2) Israel spends more as a percentage of its GDP on R&D than any other country in the world, about twice the OECD average at five per cent. More importantly, it knows how to apply public policy to drive the “D” side of that equation and make the investment work for startups by seeing where there are opportunities to lever Israel’s expertise in growth areas such as water management, agricultural science and alternative energy.
3) Israel actively cultivates a culture of entrepreneurship and leadership in the military that provides a degree of life experience unlike any other.
“Certain units have become technology boot camps, where 18- to 22-year-olds get thrown projects and missions that would make the heads spin of their counterparts in universities or the private sector anywhere else in the world,” said Senor. “The Israelis come out of the military not just with hands-on exposure to next-gen technology, but with training in teamwork, mission orientation, leadership, and a desire to continue serving their country … teenagers are not only given the responsibility to make life-saving decisions, typically with little data, but to question authority regularly in doing so.”
In summary, Israeli government does a lot to create an environment which feeds that entrepreneurial chutzpah and also looks at where public policy can be applied to create more resources and opportunity. Beyond that, however, it stays out of the way.
But what happens when government, with the best of intentions, gets a little too involved, particularly on the investment side?
In its May 2010 report, “Government Involvement in the VC Industry, International Comparisons,” the Canadian Venture Capital Association (CVCA) reviewed the results of government involvement in the VC industry in eight countries. It found that such programs often fail to boost VC and entrepreneurship for two key reasons.

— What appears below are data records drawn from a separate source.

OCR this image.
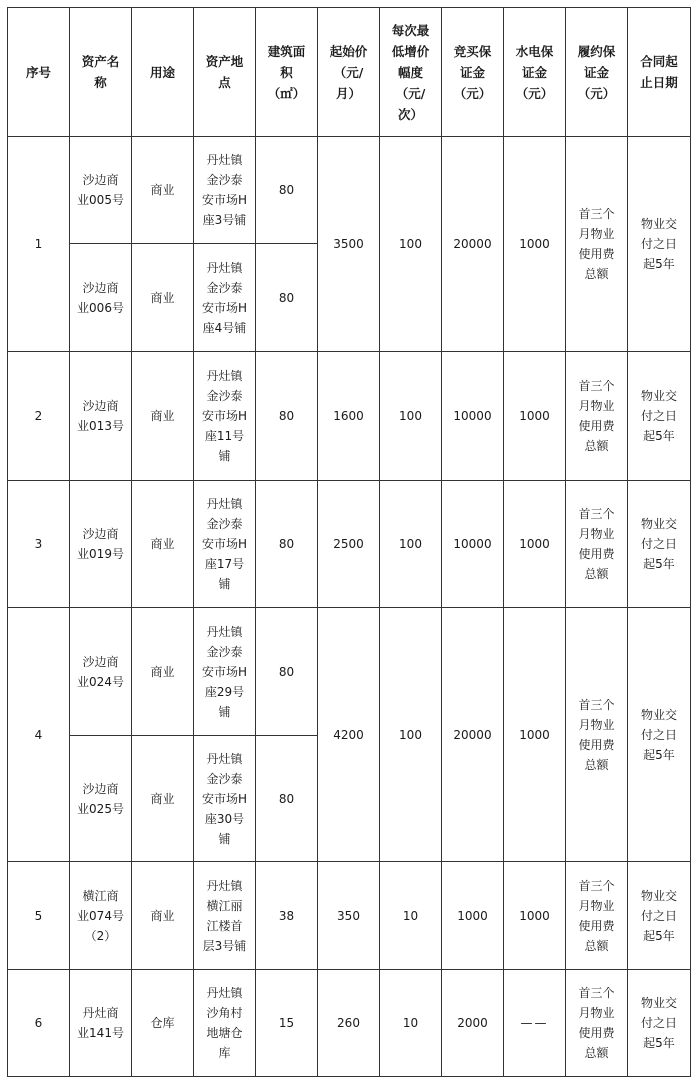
序号	资产名
称	用途	资产地
点	建筑面
积
（㎡）	起始价
（元/
月）	每次最
低增价
幅度
（元/
次）	竞买保
证金
（元）	水电保
证金
（元）	履约保
证金
（元）	合同起
止日期
1	沙边商
业005号	商业	丹灶镇
金沙泰
安市场H
座3号铺	80	3500	100	20000	1000	首三个
月物业
使用费
总额	物业交
付之日
起5年
	沙边商
业006号	商业	丹灶镇
金沙泰
安市场H
座4号铺	80						
2	沙边商
业013号	商业	丹灶镇
金沙泰
安市场H
座11号
铺	80	1600	100	10000	1000	首三个
月物业
使用费
总额	物业交
付之日
起5年
3	沙边商
业019号	商业	丹灶镇
金沙泰
安市场H
座17号
铺	80	2500	100	10000	1000	首三个
月物业
使用费
总额	物业交
付之日
起5年
4	沙边商
业024号	商业	丹灶镇
金沙泰
安市场H
座29号
铺	80	4200	100	20000	1000	首三个
月物业
使用费
总额	物业交
付之日
起5年
	沙边商
业025号	商业	丹灶镇
金沙泰
安市场H
座30号
铺	80						
5	横江商
业074号
（2）	商业	丹灶镇
横江丽
江楼首
层3号铺	38	350	10	1000	1000	首三个
月物业
使用费
总额	物业交
付之日
起5年
6	丹灶商
业141号	仓库	丹灶镇
沙角村
地塘仓
库	15	260	10	2000	——	首三个
月物业
使用费
总额	物业交
付之日
起5年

First, such programs are often poorly designed. They cannot properly adapt to the characteristics of the economic environment or how markets work and often underestimate risk. The result is conflicting and counterproductive sets of objectives and constraints and lack of proper skills to implement programs.
Second, such efforts often suffer from “regulatory capture,” which occurs when a regulatory agency created to act in the public interest instead acts in favour of the commercial or special interests that dominate the industry or sector it is charged with regulating. In other words, government money ends up lining someone’s pockets with little to show for it and taxpayers are left holding the bag.

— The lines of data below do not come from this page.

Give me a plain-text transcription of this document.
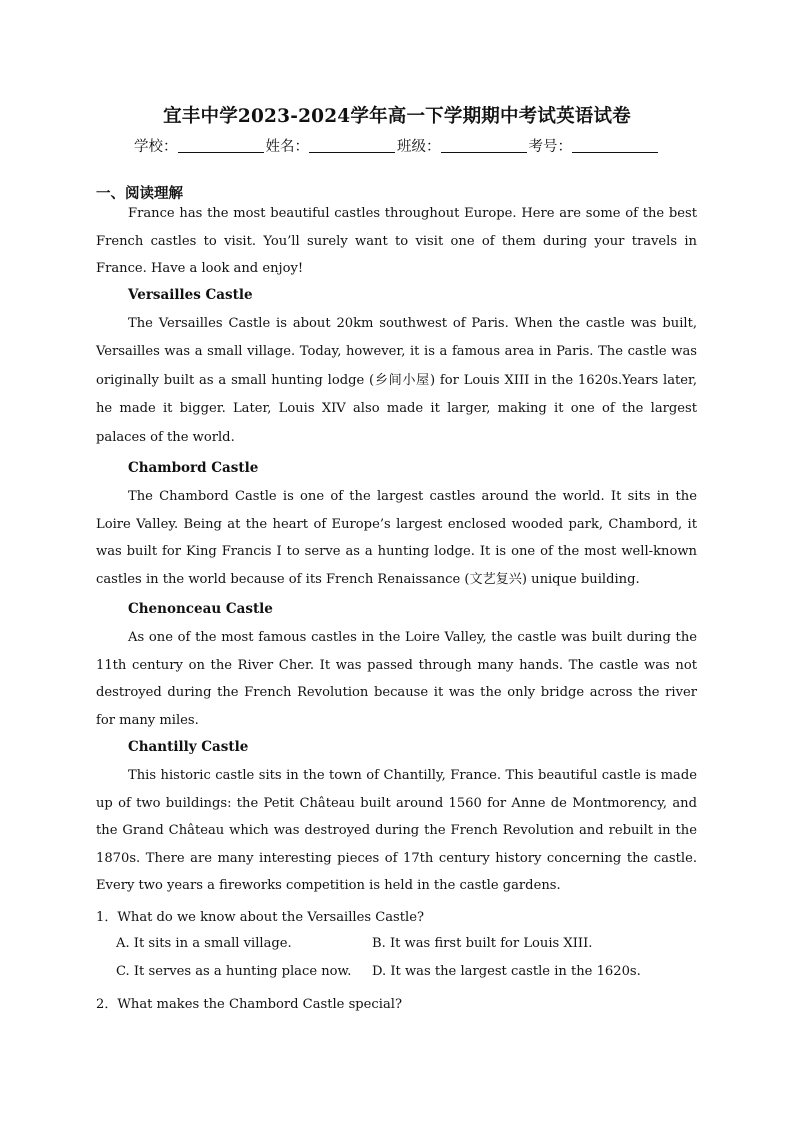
宜丰中学2023-2024学年高一下学期期中考试英语试卷
学校：	姓名：	班级：	考号：
一、阅读理解

France has the most beautiful castles throughout Europe. Here are some of the best French castles to visit. You’ll surely want to visit one of them during your travels in France. Have a look and enjoy!

Versailles Castle

The Versailles Castle is about 20km southwest of Paris. When the castle was built, Versailles was a small village. Today, however, it is a famous area in Paris. The castle was originally built as a small hunting lodge (乡间小屋) for Louis XIII in the 1620s.Years later, he made it bigger. Later, Louis XIV also made it larger, making it one of the largest palaces of the world.

Chambord Castle

The Chambord Castle is one of the largest castles around the world. It sits in the Loire Valley. Being at the heart of Europe’s largest enclosed wooded park, Chambord, it was built for King Francis I to serve as a hunting lodge. It is one of the most well-known castles in the world because of its French Renaissance (文艺复兴) unique building.

Chenonceau Castle

As one of the most famous castles in the Loire Valley, the castle was built during the 11th century on the River Cher. It was passed through many hands. The castle was not destroyed during the French Revolution because it was the only bridge across the river for many miles.

Chantilly Castle

This historic castle sits in the town of Chantilly, France. This beautiful castle is made up of two buildings: the Petit Château built around 1560 for Anne de Montmorency, and the Grand Château which was destroyed during the French Revolution and rebuilt in the 1870s. There are many interesting pieces of 17th century history concerning the castle. Every two years a fireworks competition is held in the castle gardens.

1．What do we know about the Versailles Castle?

A. It sits in a small village.	B. It was first built for Louis XIII.

C. It serves as a hunting place now. D. It was the largest castle in the 1620s.

2．What makes the Chambord Castle special?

In short, throwing money at innovation and entrepreneurship in the hope it will yield dividends is a crapshoot at best, with the odds that much worse if it the gatekeepers of the cash are government bureaucrats who themselves do not have credible experience in the private sector bringing technology to market.
We wanted to finish off with some thoughts on the role of government from entrepreneur-turned-VC Mark Suster. Or, rather, his lack of emphasis on government in his post last week about Seattle’s tech scene, A Few Key People Really Can Make a Huge Difference.
“The ingredients are all here,” he wrote. “Seattle should be the envy of any non-Silicon Valley tech community in the country. Great lifestyle, great cost of living, motivated people and only the crap weather on the negative side. They have their successes; yet somehow all of the neurons don’t yet seem to be firing as powerfully as they need to be.”
Suster went on to describe his key ingredients for building a healthy technology sector, including the leadership of elder statesmen, a strong local angel community with capital that is reinvested, “patron companies” (which we have described before as “champions”), and of course, “marketing muscle.”
While government figures in his recipe (those angel investors, for example, would certainly appreciate favourable tax treatment), it merited little mention.